Vietnam and Malaysia: What War Leaves Behind

Catfish and Mandala, by Andrew X. Phan, 1999. 342 pgs.

★★★★★   Five stars for a tale that every American who remembers the Vietnam War and its aftermath will appreciate.

★★★★      Four stars for page-turning narrative, occasionally too raw and real for some.

I’ve read many titles in the growing canon of Vietnam War books, and hoped to visit Vietnam someday for many reasons, not the least of which had to do with my profession. Early in my career as an English teacher, I welcomed a handful of Vietnamese and Cambodian refugee students into my classroom.

I was drawn to their stories and struggles, and couldn’t imagine what they must have endured to get here: Uprooted from the only home they’ve ever known, escaping in a boat at sea, enduring life in refugee camp, and then assigned to Mrs. J’s classroom. Not that my classroom was a bad place to be or anything: It just wasn’t Vietnam. More like Grease, the musical, with lots of preppy American kids and a teacher who just wanted them to love Shakespeare. So, the other side of the moon.

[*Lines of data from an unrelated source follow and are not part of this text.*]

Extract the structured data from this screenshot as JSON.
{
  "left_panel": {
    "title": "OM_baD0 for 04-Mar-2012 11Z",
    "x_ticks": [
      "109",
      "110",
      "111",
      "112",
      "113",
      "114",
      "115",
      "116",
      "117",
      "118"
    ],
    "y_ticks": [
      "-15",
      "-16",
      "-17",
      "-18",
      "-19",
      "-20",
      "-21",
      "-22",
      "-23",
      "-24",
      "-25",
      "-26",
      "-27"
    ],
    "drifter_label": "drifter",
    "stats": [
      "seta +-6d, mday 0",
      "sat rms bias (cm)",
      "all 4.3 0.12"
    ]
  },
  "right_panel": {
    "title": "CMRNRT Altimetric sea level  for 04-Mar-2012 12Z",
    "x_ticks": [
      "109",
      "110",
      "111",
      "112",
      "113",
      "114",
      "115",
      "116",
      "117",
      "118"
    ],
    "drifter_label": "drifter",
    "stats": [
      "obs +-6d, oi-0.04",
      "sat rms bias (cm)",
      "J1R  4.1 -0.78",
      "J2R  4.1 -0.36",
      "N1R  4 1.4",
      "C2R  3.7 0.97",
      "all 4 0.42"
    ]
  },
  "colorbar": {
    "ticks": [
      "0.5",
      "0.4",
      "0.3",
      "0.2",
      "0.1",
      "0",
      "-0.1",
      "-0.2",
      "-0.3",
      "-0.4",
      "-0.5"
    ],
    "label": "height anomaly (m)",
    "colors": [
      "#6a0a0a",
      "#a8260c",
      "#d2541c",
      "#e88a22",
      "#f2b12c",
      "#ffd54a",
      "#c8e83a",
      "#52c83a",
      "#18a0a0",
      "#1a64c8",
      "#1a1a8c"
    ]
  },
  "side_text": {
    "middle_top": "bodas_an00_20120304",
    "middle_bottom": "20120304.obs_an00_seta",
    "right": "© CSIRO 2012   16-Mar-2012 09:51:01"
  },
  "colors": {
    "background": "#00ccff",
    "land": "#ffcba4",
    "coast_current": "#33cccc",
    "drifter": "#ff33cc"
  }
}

Catfish and Mandala, by Andrew X. Pham, 1999.

It took me awhile to find the right book to read before our Vietnam visit, and this was definitely it. Phan’s bicycle travel odyssey partly answers my question about what it might have been like for my students, and it potentially fills in the ‘rest of the story’ part as well. I always wondered how those students fared as Vietnamese Americans; if they ever returned to Vietnam, and what they discovered there.

Phan’s story was similar to the one my students told: He fled Vietnam in a boat with his family as a child, spent time in refugee camps, and finally settled in California. He grew up to be an engineer, successful by America’s standards (and his family’s), but deeply conflicted over his Vietnamese origins, and what might have happened if he stayed back. So Phan quit his job, setting out on a multi-country bicycle journey to find answers.

Even though he spoke fluent Vietnamese and remembered the country well, he was treated as an outsider from the moment he arrived in Ho Chi Minh City, enduring the slur “Viet-Kieu” (foreign Vietnamese) constantly. Phan pedaled around the country, revisiting his childhood haunts (by the way: the bicycle part is also quite fascinating). The contrast between prosperous California and the Vietnam he finds on his journeys couldn’t be more stark. Things may have changed quite a bit since Phan’s journey almost 20 years ago. Word has it Vietnam is in the throes of a cultural and economic boom right now, and we look forward to seeing that for ourselves.

Phan also goes back and forth from the bicycle journey, to the story of Vietnam’s fall and his family’s escape. I watched the fall of Saigon (now Ho Chi Minh City) on television, and never forgot the heartbreak of it; hearing the same story told from the perspective of those South Vietnamese citizens who didn’t get out that day was sobering.

The Gift of Rain, by Tan Twan Eng, 2007. 432 pgs.

★★★★★ Five stars for its compelling story of what happens when one man’s idealistic commitments to universal harmony, balance and duty run head-on into the cruel brutalities of war.

★★★★★ Five stars for gorgeous descriptions of just about everything.

The Gift of Rain won the 2007 Man Booker Prize, and I can see why.

Phillip Hutton, born to a British officer and a Chinese mother in colonial Malaya, just doesn’t fit, even though he is a member of one of Malaya’s richest, most powerful families. A Japanese aikido master becomes Phillip’s mentor when he is a young boy; his complete devotion to his sensai, and the wrenching conflicts he endures because of that devotion, kept me reading far into the night.

The Gift of Rain, by Tan Than Eng, 2007.

Spoiler alert: Turns out the master started grooming the young boy early for his own spying purposes, so when the Japanese finally occupy the island and start committing war atrocities, brutally subjugating Penang’s population, Hutton must decide between his loyalty to his beloved master, or to save his family and honor his deeply held beliefs – or try, to no avail – or to do nothing at all. Many, many complex dilemmas here, and Eng certainly had me thinking.

The parts of this story that detail Japanese war atrocities make for brutal reading, but I valued the historical context it gives to our upcoming visits to Malaysia, as well as Japan. I also note Eng’s exploration of the bittersweet possibility of growth and redemption at the end of life; it’s never really too late for that.